Сильфидов позволил себе маленькую месть: вырвал из рук полицейского плащ со шляпой и вернул их актерам. Естественно, с извинениями.
Итальянцы так, кажется, и не поняли, что произошло. Что за русская драма разыгралась перед ними? Или это в России называется комедией?! И для чего господину в погонах понадобился их костюм? Нет, эту страну не понять…
Под вывеской «Ломбардъ» толпилась компания парнишек в рабочей одежонке. Заметив приближение Ванзарова, они разлетелись, как стайка пугливых птичек. Чиновника для особых поручений уличная мелюзга, скорее всего, не знала. Но они почуяли, что лучше держаться подальше.

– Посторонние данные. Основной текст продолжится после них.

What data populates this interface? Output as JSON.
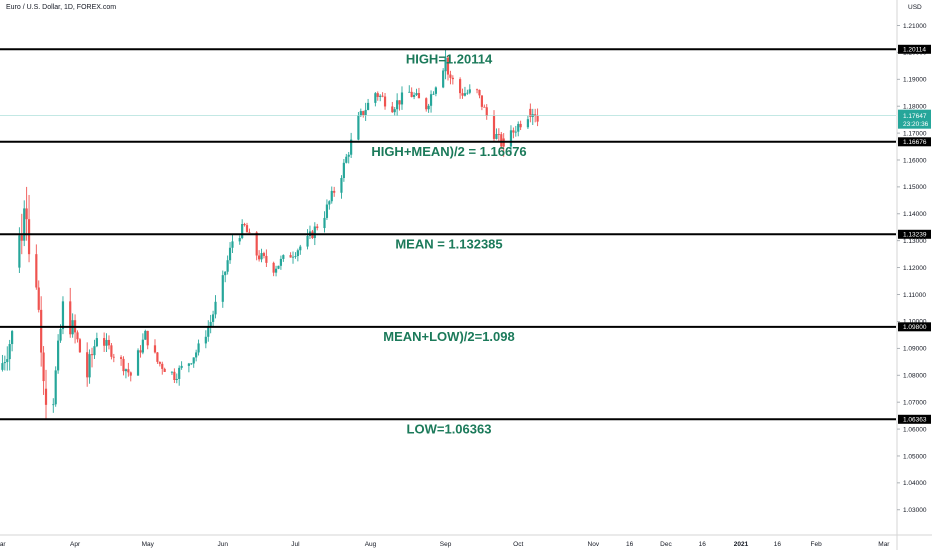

Сыскная полиция на таких людей чаще всего смотрела сквозь пальцы. Они были неизбежным злом большого города. Представить Нарвскую часть без них было невозможно. Тут юная смена проходила воровские университеты. Они учились, как вырвать сумку, как порезать карман, как обобрать пьяного и прочим искусствам. Ловили их в основном городовые, да и то если грабеж случался у них на виду. В остальном парнишки из рабочих семей, научившись кое-как писать и читать в школах, шли на улицу добывать хлеб насущный. В Департаменте полиции знали, что скоро из них вылупятся настоящие преступники, но поделать ничего не могли. Награбленное почти всегда сбывалось одинаково: закладывалось в ломбард за копейки, чтобы тут же искать новую поживу.
Изучив ободранную вывеску, Ендрихин поморщился:
– Полагаете, что убийца так глуп, что сдаст необработанные алмазы в какой-то грязный ломбард?
– Это не ломбард, – ответил Ванзаров.
– А что же – аукционный дом?
– Пещера сокровищ, перед которой тускнеют закрома индийского раджи.
Ротмистр не счел нужным поддерживать этот бесполезный разговор. Ванзаров склонялся к тому же. Он всего лишь попросил постоять напротив подвального окна и посмотреть по сторонам.
– В дозор отряжаете? – сухо спросил Ендрихин.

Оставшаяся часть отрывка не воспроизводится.